Previously I introduced what I think is a useful categorization of software implementation bugs. These are bugs where the software does not conform to the specification, and as such should be caught during verification, not validation.
- business logic bugs
- concurrency bugs
- system interaction bugs
- hardware interaction bugs
I’ll give a quick run-through of what I mean by each of these categories. The reason I categorize bugs in this way is that each of these different types of bugs are most effectively caught by a different type of verification.
Business Logic bugs
These bugs are the most straightforward. Your code doesn’t handle a case correctly, or an algorithm has a mistake in its implementation.

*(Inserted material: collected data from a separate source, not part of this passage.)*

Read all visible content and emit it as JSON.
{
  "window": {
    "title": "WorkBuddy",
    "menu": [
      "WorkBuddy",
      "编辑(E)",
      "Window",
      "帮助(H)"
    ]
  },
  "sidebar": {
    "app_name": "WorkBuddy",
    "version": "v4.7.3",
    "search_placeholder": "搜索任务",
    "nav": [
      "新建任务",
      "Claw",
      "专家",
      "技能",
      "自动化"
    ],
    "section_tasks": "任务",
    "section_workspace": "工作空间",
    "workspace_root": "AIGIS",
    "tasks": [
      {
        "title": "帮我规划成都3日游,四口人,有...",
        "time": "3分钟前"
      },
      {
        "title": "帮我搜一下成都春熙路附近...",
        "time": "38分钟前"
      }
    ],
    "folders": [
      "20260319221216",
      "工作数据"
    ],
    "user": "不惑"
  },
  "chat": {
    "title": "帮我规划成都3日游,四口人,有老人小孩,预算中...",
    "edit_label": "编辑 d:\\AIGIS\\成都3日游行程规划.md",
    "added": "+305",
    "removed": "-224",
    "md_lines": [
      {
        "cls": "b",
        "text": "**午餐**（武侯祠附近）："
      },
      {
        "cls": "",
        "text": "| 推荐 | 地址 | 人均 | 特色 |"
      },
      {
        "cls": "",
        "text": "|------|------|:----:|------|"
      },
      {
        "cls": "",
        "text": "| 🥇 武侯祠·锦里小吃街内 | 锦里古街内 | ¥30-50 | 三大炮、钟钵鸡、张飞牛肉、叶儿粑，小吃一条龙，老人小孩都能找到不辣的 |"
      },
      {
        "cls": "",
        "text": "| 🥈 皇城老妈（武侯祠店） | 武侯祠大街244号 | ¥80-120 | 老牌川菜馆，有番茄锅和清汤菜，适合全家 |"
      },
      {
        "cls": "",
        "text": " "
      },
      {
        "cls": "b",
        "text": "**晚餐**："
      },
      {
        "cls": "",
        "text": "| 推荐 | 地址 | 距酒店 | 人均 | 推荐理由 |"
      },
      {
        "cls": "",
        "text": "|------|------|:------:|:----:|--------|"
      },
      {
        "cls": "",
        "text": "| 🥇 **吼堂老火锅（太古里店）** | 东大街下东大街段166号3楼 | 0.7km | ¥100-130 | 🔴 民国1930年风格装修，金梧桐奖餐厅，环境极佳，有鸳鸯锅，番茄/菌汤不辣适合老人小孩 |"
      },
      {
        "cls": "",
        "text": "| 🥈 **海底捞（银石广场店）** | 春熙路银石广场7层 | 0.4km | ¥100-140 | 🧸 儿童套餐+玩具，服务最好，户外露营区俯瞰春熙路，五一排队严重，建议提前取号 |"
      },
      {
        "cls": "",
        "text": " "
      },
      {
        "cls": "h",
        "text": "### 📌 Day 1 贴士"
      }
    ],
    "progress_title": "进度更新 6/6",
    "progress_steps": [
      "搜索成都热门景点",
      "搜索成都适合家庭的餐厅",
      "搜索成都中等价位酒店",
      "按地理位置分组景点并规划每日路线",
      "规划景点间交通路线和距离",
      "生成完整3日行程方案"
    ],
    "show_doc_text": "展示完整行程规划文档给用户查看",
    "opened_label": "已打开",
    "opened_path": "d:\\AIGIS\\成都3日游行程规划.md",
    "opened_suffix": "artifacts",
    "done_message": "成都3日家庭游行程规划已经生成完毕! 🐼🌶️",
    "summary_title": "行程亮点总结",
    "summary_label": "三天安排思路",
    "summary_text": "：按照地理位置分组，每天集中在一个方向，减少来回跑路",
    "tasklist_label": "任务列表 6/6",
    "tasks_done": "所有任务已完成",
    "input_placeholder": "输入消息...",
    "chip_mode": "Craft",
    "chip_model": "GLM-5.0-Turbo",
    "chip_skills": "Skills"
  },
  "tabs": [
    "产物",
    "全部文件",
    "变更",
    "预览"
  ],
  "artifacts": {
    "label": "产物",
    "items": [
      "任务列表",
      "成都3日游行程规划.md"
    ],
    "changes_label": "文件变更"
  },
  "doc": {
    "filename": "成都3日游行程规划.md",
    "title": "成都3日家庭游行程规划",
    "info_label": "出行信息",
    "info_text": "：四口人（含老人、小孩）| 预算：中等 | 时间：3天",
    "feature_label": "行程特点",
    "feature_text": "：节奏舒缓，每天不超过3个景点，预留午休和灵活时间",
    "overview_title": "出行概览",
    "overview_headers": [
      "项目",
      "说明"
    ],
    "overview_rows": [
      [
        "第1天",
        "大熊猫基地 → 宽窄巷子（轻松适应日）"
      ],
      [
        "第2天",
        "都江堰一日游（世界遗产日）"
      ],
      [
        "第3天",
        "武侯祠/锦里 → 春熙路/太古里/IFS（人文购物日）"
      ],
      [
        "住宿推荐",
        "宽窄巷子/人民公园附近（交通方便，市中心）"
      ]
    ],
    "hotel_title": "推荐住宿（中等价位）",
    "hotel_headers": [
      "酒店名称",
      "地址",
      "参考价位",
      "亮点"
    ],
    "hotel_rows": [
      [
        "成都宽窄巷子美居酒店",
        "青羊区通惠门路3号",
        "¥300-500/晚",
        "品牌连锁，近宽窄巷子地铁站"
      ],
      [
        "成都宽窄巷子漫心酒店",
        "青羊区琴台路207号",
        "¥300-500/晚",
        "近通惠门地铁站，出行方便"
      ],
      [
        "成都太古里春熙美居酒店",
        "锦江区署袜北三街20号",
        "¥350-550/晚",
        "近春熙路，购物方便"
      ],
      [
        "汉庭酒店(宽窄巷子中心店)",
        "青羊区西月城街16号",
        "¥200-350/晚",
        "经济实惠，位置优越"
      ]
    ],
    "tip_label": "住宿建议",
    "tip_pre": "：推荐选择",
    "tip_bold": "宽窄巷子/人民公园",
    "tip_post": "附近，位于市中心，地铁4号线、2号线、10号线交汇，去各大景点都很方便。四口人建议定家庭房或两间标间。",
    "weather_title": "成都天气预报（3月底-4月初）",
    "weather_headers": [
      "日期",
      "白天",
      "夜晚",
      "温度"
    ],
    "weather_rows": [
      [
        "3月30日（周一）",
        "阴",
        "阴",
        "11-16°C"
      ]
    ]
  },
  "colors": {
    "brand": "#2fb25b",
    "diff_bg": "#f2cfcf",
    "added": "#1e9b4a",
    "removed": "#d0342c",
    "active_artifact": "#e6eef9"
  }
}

For some defined input, a part of your code does not give the correct output or cause the correct action.
Example: A state-machine implementation is missing a required transition.
Hardware interaction bugs
These bugs occur when you have an imperfect understanding of how hardware components work, and when your software interacts with real, physical component, there’s a problem.
Example: Your I2C driver on your microcontroller does not support clock-stretching, and a sensor on the I2C bus unexpectedly employs clock stretching.
System interaction bugs
When multiple systems interact, the possible states of each system are multiplied so that there is an explosion of different states that the system as a whole can be in. It’s easy to make a mistake and not correctly foresee or handle all of these different states.
A system may work fine by itself, but bugs are revealed only in the interaction between two or more systems.
Example: a user-interface application gets out of sync with a real-time application because of a dropped communication packet, and the user interface starts displaying incorrect data.
Multi-threaded systems bring a host of well-known issues such as:
- race conditions
- priority inversion
- …and more
These bugs are dependent on timing. If an event (such as an interrupt) occurs at precisely the wrong time (often a very narrow window of time), the error occurs.
These bugs are often extremely hard to reproduce, since they can occur rarely and unpredictably.
Example: a FIFO buffer does not properly disable interrupts when adding or removing elements. An interrupt happens to occur between two CPU instructions and corrupts the buffer. The error may not cause a fault until sometime later in a very different part of the code.
How to catch each type of bug?
Next time, I’ll go into more detail about which verification tactic is best suited for catching each type of bug. As a little preview, here are some different means of verifying software during the design output and verification phases:
- design review
- code review
- static analysis
- unit testing on host
- unit testing in simulation
- integration testing in simulation
- subsystem testing on hardware
- system testing on hardware